Страна и мир «Хочу жить, хочу девок любить, хочу домой»: читаем отрывки из повести омича об Афганской войне

«Хочу жить, хочу девок любить, хочу домой»: читаем отрывки из повести омича об Афганской войне

NGS55.RU публикует выдержки из книги «Шурави бача»

Обычный афганский народ вёл себя дружелюбно с советскими солдатами

К 30-летию с момента вывода советских войск из Афганистана NGS55.RU решил опубликовать три материала с отрывками из повести омича Владимира Холмовского «Шурави бача» (с персидского «Советский брат»), который и сам был участником Афганской войны. Ранее на нашем сайте появились первая и вторая части, сегодня — финал истории.

Мёртвый кишлак

<...>

— «Курган», «Курган», я «Броня», — было слышно рацию. — Сейчас пойдем вниз, в кишлак.

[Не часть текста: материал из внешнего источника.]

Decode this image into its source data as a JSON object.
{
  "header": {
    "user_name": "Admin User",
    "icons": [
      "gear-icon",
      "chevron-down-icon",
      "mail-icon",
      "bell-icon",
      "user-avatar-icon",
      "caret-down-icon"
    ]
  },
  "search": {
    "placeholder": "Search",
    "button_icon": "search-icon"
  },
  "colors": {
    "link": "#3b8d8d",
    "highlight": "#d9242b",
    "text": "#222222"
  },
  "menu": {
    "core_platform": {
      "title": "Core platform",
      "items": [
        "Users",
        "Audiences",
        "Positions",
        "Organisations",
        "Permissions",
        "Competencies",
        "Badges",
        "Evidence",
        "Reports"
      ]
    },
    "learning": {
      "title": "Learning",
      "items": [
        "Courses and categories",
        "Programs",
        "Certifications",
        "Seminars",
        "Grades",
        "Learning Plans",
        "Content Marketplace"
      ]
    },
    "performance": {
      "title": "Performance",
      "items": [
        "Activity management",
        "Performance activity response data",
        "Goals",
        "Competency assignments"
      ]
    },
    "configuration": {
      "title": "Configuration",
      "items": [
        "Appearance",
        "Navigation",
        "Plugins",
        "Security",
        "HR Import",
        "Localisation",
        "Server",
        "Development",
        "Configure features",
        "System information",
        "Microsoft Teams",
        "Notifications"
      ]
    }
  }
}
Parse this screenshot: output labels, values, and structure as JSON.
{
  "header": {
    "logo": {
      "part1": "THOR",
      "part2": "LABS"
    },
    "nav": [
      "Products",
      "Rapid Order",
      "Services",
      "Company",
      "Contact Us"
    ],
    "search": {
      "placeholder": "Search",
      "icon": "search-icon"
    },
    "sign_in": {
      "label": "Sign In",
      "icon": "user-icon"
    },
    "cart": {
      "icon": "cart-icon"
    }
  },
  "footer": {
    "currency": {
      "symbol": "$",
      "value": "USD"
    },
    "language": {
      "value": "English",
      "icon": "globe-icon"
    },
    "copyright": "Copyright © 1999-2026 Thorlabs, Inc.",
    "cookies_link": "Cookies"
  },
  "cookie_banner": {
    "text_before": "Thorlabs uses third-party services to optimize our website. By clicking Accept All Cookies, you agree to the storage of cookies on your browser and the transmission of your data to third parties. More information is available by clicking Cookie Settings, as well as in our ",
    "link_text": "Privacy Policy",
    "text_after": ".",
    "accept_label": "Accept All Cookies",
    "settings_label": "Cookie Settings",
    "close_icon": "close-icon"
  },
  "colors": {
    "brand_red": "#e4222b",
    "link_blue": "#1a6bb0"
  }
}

— Давай, садись, перекусим, что нам на этот раз Касым вы­дал. Так, так. — Иванов раскрыл коробку с сухим пайком и вытряхнул содержимое на землю. — Тушенка, сгущенка, смотри, шоколад, — он посмотрел на Сергея, — давно нам не давали, су­хой спирт, галеты. Да ладно, — он собрал все и беспорядочно высыпал назад в коробку. — Сейчас по тушенке с галетами, отдохнем — и в путь-дорожку. Взводный сказал, пехота в кишлак пойдет, броня останется, сверху будут нас прикрывать, если что.

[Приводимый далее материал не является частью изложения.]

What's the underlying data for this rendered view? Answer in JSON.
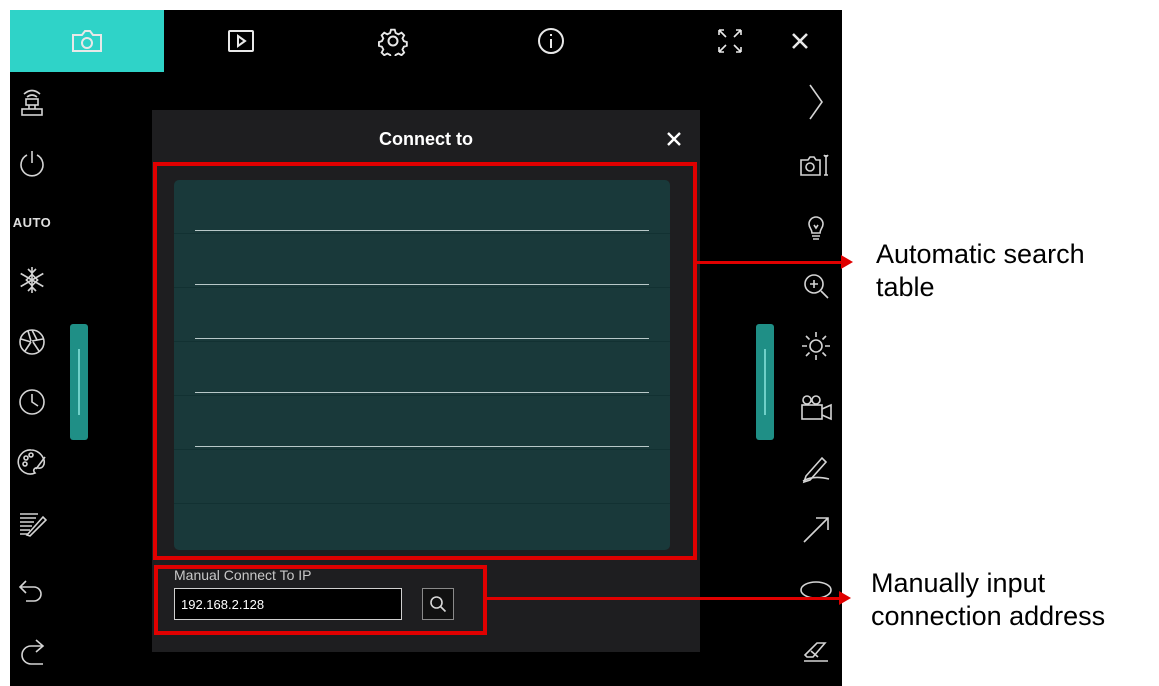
{
  "topbar": {
    "icons": [
      "camera-icon",
      "play-icon",
      "gear-icon",
      "info-icon",
      "fullscreen-icon",
      "close-icon"
    ],
    "active_tab": "camera-icon",
    "accent_color": "#2fd3c8"
  },
  "left_toolbar": {
    "auto_label": "AUTO",
    "icons": [
      "document-camera-icon",
      "power-icon",
      "auto-mode",
      "freeze-icon",
      "aperture-icon",
      "timer-icon",
      "palette-icon",
      "eraser-pattern-icon",
      "undo-icon",
      "redo-icon"
    ]
  },
  "right_toolbar": {
    "icons": [
      "chevron-right-icon",
      "camera-settings-icon",
      "lamp-icon",
      "zoom-in-icon",
      "brightness-icon",
      "video-record-icon",
      "pen-icon",
      "arrow-icon",
      "ellipse-icon",
      "eraser-icon"
    ]
  },
  "dialog": {
    "title": "Connect to",
    "table_rows": [
      "",
      "",
      "",
      "",
      "",
      "",
      ""
    ],
    "manual_label": "Manual Connect To IP",
    "ip_value": "192.168.2.128",
    "table_color": "#19393a"
  },
  "annotations": {
    "search_table": "Automatic search table",
    "manual_input": "Manually input connection address",
    "color": "#e00000"
  }
}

Отбросив пустую банку, Сергей отстегнул магазин и не­сколько раз щелкнул затвором.

— Смотри, Саня, ходит как по маслу.

— У меня не хуже, — ответил Иванов, поправляя снаряже­ние. — Слышишь, Серый, у меня тут пара гранат лишних, возьмешь? Отдавать кому попало не хочется. — Он протянул Сергею две «лимонки» с запалами. — На, бери.

— Да у меня комплект, не надо, — отказался Сергей. — Отдай нашему Зуйку, по молодости он не почувствует лишний вес. Зуев, иди сюда, — позвал он.

— На, — Иванов протянул ему гранаты, — будешь со спины прикрывать, с нами пойдешь.

— Спасибо, товарищ сержант, — поблагодарил солдат.

— Да какой я тебе товарищ сержант, а-а? Мы что, с тобой в засаде не были, не воевали? А Петруху не забыл, а-а, салага?

— Нет, — ответил Зуев.

— Вот и хорошо, для тебя я просто Саня. Понял? Повтори!

— Просто Саня, — проговорил Зуев.

— Да не просто Саня, а Саня, или Шурик, — он улыбнулся,

— Ну ладно, иди, готовься, скоро выходим, наш взвод пойдет. Взводный идет!

— Взвод, строиться! — приказал лейтенант, подходя к ребя­там. — Проверить снаряжение, автоматы все на месте, ничего не забыли? Взвод, приготовиться к движению, легким шагом вперед марш! — последовал приказ.

Взвод вытянулся в длинную цепь и медленно углубился в долину, где находился кишлак.

— Радист, пeредай на броню: приближаемся к кишлаку, ка­кие будут указания? — распорядился взводный.

— «Броня», «Броня», я «Курган», подошли в цели, какие будут распоряжения? Товарищ лейтенант, вас. Взводный поднес к уху наушники.

— Слушаюсь, так точно, проверить. Там тишина, никаких движений, все спокойно. Так точно! — принимал указания взводный.

— Взвод! Слушай мою команду! Первое отделение с пра­вой стороны пойдет. Иванов, командуй. Второе — слева. Лиси­цын, действуй. Я — в середину. Встретимся на центральной в кишлаке. Исполнять! Держаться на связи, через каждые де­сять минут выходить.

Кишлак не подавал никаких признаков жизни. Тишина, казалось, поселилась здесь давно. Напряженность не давала лишний раз пошевелиться. Перебравшись через остатки гли­няного забора, отделение Иванова оказалось внутри полу­разваленного дувада.

— Что-то мягкое, — споткнувшись в темноте, проговорил Крымов. — Фонарь, фонарь включи.

Луч света прошелся от стены к стене. Повсюду валялись детские игрушки, перевернутый круглый столик, солдатские кружки.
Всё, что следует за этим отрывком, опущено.